Car ici, ce samedi 30 août, au bal des célibataires, chacun porte un numéro qui sert à l’identifier. À La Genétouze, depuis 1978, la fête, anciennement la foire aux célibataires, est une institution. Elle a lieu chaque année sur quatre jours, de quoi laisser le temps aux relations de s’amorcer.

XAVIER LEOTY/SO
Au départ, un bal dédié aux agriculteurs
« La foire, c’est l’histoire d’une petite commune avec une population essentiellement agricole qui était souvent célibataire, raconte Sylvette Maurice, habitante de La Genétouze depuis toujours. Le secrétaire du comité des fêtes de la commune de l’époque a eu l’idée de mettre en place un événement pour faire se rencontrer les gens seuls. La foire répondait à une vraie demande des gens. À cette époque, faire des rencontres était moins facile qu’aujourd’hui avec les réseaux sociaux et les sites de rencontres. »
En cette journée, les célibataires peuvent se reconnaître grâce à des numéros qui les différencient des personnes en couple.

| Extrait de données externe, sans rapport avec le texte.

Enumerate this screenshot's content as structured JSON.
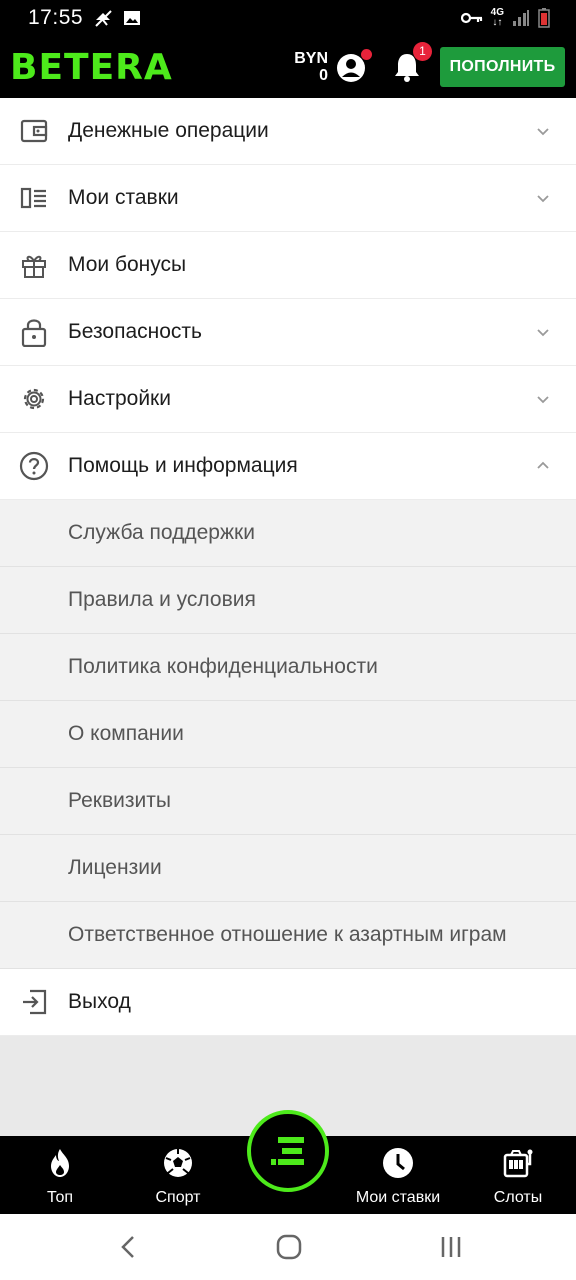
{
  "status_bar": {
    "time": "17:55",
    "network": "4G"
  },
  "header": {
    "logo": "BETERA",
    "currency": "BYN",
    "balance": "0",
    "notification_count": "1",
    "topup_label": "ПОПОЛНИТЬ"
  },
  "menu": {
    "items": [
      {
        "label": "Денежные операции",
        "icon": "wallet-icon",
        "expanded": false
      },
      {
        "label": "Мои ставки",
        "icon": "bets-list-icon",
        "expanded": false
      },
      {
        "label": "Мои бонусы",
        "icon": "gift-icon"
      },
      {
        "label": "Безопасность",
        "icon": "lock-icon",
        "expanded": false
      },
      {
        "label": "Настройки",
        "icon": "gear-icon",
        "expanded": false
      },
      {
        "label": "Помощь и информация",
        "icon": "help-icon",
        "expanded": true
      }
    ],
    "help_subitems": [
      "Служба поддержки",
      "Правила и условия",
      "Политика конфиденциальности",
      "О компании",
      "Реквизиты",
      "Лицензии",
      "Ответственное отношение к азартным играм"
    ],
    "logout": {
      "label": "Выход",
      "icon": "logout-icon"
    }
  },
  "bottom_nav": {
    "items": [
      {
        "label": "Топ",
        "icon": "flame-icon"
      },
      {
        "label": "Спорт",
        "icon": "soccer-ball-icon"
      },
      {
        "label": "Мои ставки",
        "icon": "clock-icon"
      },
      {
        "label": "Слоты",
        "icon": "slot-machine-icon"
      }
    ],
    "center_icon": "betera-e-icon"
  },
  "colors": {
    "brand_green": "#4dea1b",
    "button_green": "#1e9b3c",
    "badge_red": "#e8233a"
  }
}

À leur arrivée, ils remplissent une fiche avec leur profession, centres d’intérêt et un pseudo « qui rend les identités anonymes, précise Christine Marty, présidente du comité d’organisation du bal. Ce qu’on ressent depuis l’année dernière, c’est que l’attrait revient. Les gens sont plus méfiants sur les sites de rencontre. Ici, on ne peut pas tricher. »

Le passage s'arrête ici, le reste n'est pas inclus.